No caso de tal plano não contemplar de modo integral todas as obras e intervenções necessárias ao cumprimento das metas estabelecidas na lei estadual, obviamente haverá um pleito de revisão do contrato. Imaginem a situação: o concessionário realiza todas as obrigações relativas a obras e investimentos ao mesmo tempo em que se verifica que o percentual de atendimento não foi alcançado – a Sabesp terá cumprido o plano ao mesmo tempo em que estará descumprindo as metas de universalização.
O volume de investimentos programados também diz respeito ao valor da tarifa.
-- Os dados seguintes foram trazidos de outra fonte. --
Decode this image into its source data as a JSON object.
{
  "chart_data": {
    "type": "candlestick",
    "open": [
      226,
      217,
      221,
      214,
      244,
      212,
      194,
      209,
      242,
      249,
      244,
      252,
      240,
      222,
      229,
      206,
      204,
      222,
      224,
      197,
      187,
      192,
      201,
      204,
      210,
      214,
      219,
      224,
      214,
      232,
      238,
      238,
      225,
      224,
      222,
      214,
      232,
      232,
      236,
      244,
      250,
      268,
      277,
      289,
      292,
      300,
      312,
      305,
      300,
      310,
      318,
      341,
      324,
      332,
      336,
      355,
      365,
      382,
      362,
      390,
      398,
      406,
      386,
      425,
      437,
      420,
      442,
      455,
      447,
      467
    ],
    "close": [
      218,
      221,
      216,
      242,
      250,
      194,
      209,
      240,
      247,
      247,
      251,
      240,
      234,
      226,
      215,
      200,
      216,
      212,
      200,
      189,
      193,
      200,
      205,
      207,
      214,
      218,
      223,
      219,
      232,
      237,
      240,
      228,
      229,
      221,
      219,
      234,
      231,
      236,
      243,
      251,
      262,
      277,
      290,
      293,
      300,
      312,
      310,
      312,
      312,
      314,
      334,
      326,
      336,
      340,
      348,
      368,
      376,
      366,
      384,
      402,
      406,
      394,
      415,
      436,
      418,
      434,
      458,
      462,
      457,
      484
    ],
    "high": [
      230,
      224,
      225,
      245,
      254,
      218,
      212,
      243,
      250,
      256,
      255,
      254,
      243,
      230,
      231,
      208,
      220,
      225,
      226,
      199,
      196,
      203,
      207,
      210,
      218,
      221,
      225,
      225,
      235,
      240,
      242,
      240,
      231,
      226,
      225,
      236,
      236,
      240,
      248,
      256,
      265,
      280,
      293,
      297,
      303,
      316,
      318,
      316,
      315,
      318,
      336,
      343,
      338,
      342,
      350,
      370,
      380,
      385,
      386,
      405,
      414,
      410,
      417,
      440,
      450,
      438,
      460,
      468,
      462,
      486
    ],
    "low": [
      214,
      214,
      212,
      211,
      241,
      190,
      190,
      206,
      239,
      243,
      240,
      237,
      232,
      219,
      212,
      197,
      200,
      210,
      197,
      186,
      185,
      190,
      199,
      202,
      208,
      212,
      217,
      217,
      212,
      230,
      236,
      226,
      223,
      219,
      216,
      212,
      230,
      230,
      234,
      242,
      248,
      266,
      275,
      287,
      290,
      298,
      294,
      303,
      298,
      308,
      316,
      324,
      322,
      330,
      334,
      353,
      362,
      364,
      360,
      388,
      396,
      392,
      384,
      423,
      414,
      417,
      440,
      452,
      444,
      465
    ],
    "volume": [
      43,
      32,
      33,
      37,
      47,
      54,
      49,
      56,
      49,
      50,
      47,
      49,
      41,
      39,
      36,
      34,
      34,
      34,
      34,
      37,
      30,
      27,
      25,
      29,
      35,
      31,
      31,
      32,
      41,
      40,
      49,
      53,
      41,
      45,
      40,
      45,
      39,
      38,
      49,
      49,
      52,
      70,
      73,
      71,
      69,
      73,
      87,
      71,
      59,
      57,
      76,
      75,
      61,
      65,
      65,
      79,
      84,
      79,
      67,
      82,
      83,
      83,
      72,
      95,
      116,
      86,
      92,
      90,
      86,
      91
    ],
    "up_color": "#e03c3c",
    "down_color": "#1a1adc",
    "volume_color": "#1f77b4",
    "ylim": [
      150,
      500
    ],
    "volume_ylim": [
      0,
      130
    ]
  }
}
E aqui temos um dos pontos mais sensíveis não só da privatização, mas do marco legal do saneamento: há previsão de aumento do preço da água pelo simples fato de que é necessário muito investimento para atingir em 2033 as metas estabelecidas pela lei federal. Antecipar para 2029 tais metas obviamente implica gastar mais no curto prazo. A fim de evitar um aumento muito expressivo do valor tarifário, o governo paulista criou um mecanismo de subsídio. É dele que tratarei no próximo artigo.